Moshav Ha-Bonim was built on the remains of an ancient settlement, known as Kafr Lam during the Ottoman period, which is documented in historical sources. The name could be a disruption of the Crusader name Kafer Lia. The excavation (120 sq m) was conducted along the western slope of a kurkar ridge, which is c. 1 km east of the coastline. A quarry, a water reservoir from the Ottoman period and Muslim tombs were exposed (Fig. 1). Some 150 m west of the current excavation, a previously large excavation was conducted in the Ha-Bonim fortress (HA-ESI 114:30*–33*), revealing artifacts that dated to the Chalcolithic, Persian, Hellenistic, Roman and Byzantine periods, as well as the remains of a fortress that was used from the Umayyad until the Ottoman periods.
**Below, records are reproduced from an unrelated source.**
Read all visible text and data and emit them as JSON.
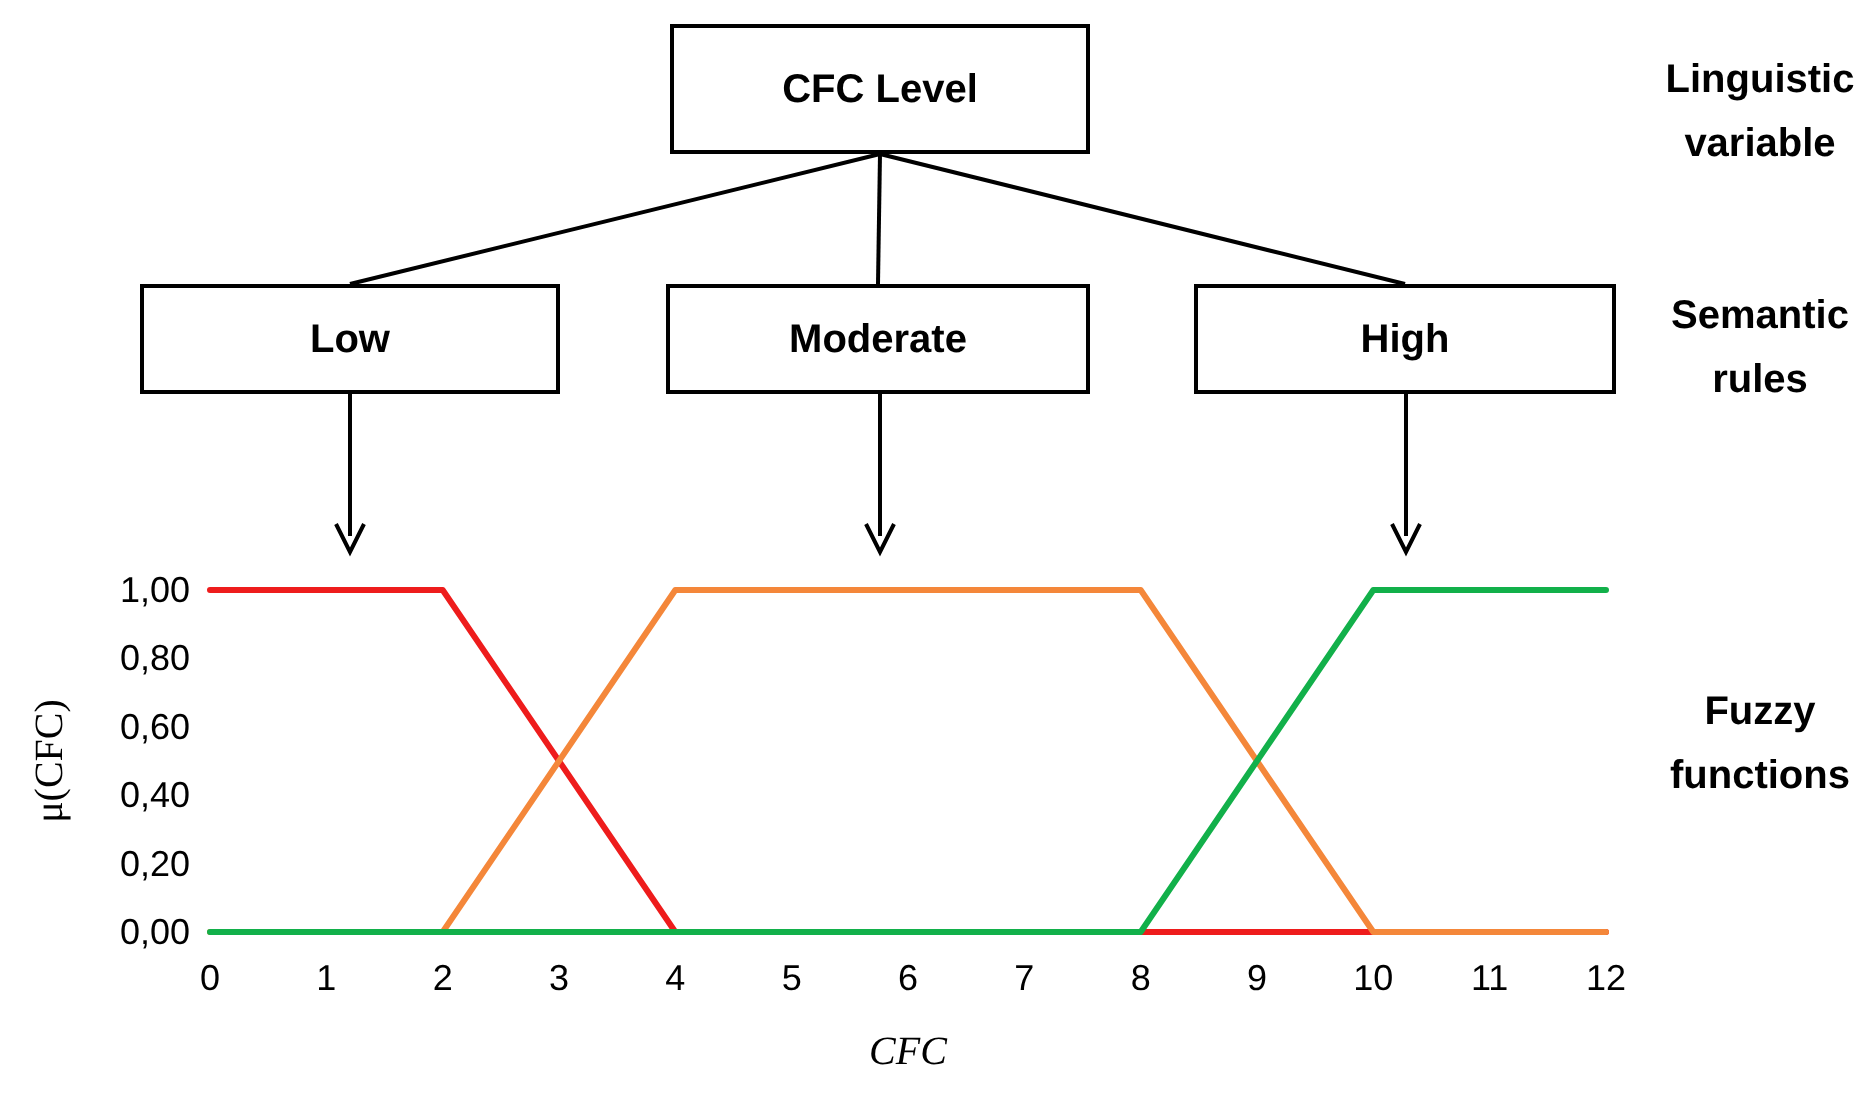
{
  "chart_data": {
    "type": "line",
    "xlabel": "CFC",
    "ylabel": "μ(CFC)",
    "annotations": [
      "CFC Level",
      "Low",
      "Moderate",
      "High",
      "Linguistic variable",
      "Semantic rules",
      "Fuzzy functions"
    ],
    "series": [
      {
        "color": "#ee1c1c",
        "x": [
          0,
          2,
          4,
          12
        ],
        "values": [
          1,
          1,
          0,
          0
        ]
      },
      {
        "color": "#f4873a",
        "x": [
          0,
          2,
          4,
          8,
          10,
          12
        ],
        "values": [
          0,
          0,
          1,
          1,
          0,
          0
        ]
      },
      {
        "color": "#12b04a",
        "x": [
          0,
          8,
          10,
          12
        ],
        "values": [
          0,
          0,
          1,
          1
        ]
      }
    ],
    "xlim": [
      0,
      12
    ],
    "xticks": [
      0,
      1,
      2,
      3,
      4,
      5,
      6,
      7,
      8,
      9,
      10,
      11,
      12
    ],
    "ylim": [
      0,
      1
    ],
    "yticks": [
      {
        "value": 0,
        "label": "0,00"
      },
      {
        "value": 0.2,
        "label": "0,20"
      },
      {
        "value": 0.4,
        "label": "0,40"
      },
      {
        "value": 0.6,
        "label": "0,60"
      },
      {
        "value": 0.8,
        "label": "0,80"
      },
      {
        "value": 1,
        "label": "1,00"
      }
    ],
    "grid": false,
    "marker": "none",
    "line_style": "solid"
  }
}
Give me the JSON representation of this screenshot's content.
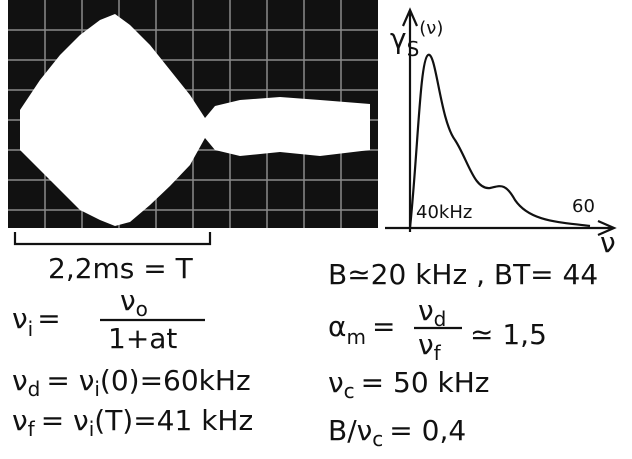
{
  "oscilloscope": {
    "scale_label": "2,2ms = T"
  },
  "spectrum": {
    "axis_label": [
      "γ",
      "S",
      "(ν)"
    ],
    "marker_low": "40kHz",
    "marker_high": "60",
    "x_label": "ν"
  },
  "formulas_left": [
    [
      "ν",
      "i",
      "=",
      "ν",
      "o",
      "1+at"
    ],
    [
      "ν",
      "d",
      "= ν",
      "i",
      "(0)=60kHz"
    ],
    [
      "ν",
      "f",
      "= ν",
      "i",
      "(T)=41 kHz"
    ]
  ],
  "formulas_right": [
    [
      "B≃20 kHz , BT= 44"
    ],
    [
      "α",
      "m",
      "=",
      "ν",
      "d",
      "ν",
      "f",
      "≃ 1,5"
    ],
    [
      "ν",
      "c",
      "= 50 kHz"
    ],
    [
      "B/ν",
      "c",
      "= 0,4"
    ]
  ]
}
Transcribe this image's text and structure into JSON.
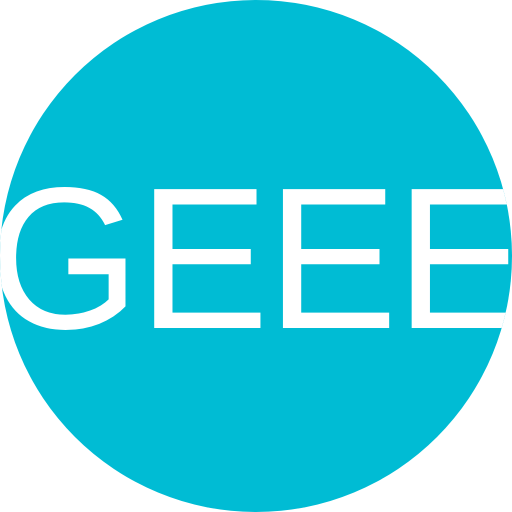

Stone Quarry(L812; 6×8 m). Quarrying and severance channels were discovered on several rock-hewn steps. The step-quarrying method was meant to facilitate the rock-cutting and the detachment of stones, providing easy access to all sides of the removed stone. The size of the steps was determined by the size of the quarried stones. Modern debris was mostly found in the fill of the quarry, which belonged to a series of ancient quarries that were located on the kurkar ridge in the vicinity of Moshav Ha-Bonim and mainly operated during the Byzantine period. Several of the quarries were later adapted for use as agricultural installations and burial caves.
Water Reservoir. An L-shaped water reservoir (height 3 m) was exposed to the west of the quarry. It was built of ashlar stones and comprised two vaulted rectangular halls (A––3.6×6.0 m; B––3.0×3.4 m; Fig. 2). White plaster, which was applied to the interior side of the walls, contained potsherds that dated from the Roman until the Ottoman periods. These potsherds testify to the fact that the reservoir was built during the Ottoman period. An opening in the ceiling of each of the halls enabled the drawing of water from the halls. Soundings excavated in Hall A exposed bedrock that served as the reservoir’s floor (Loci 815, 816), at a depth of 0.2 m below surface. The reservoir was converted for use as a dwelling in a later phase, probably toward the end of the Ottoman period. The conversion necessitated alterations that included an opening and a large window in the western wall (Loci 822, 823; Fig. 3), as well as a partition wall between the two halls (W821). A similar reservoir was discovered in the excavation of the fortress nearby (HA-ESI 114:Fig. 46, Vault 22).
Tombs. South and west of the water reservoir, sixteen Muslim cist tombs were exposed (Loci 801–810, 813, 814, 817–820; Fig. 4); they were documented but not excavated. The tombs, generally oriented east–west, were built of mostly small fieldstones and a few ashlar stones. It seems that the tombs dated from the end of the Ottoman period until 1948, when the Arab village at the site was abandoned.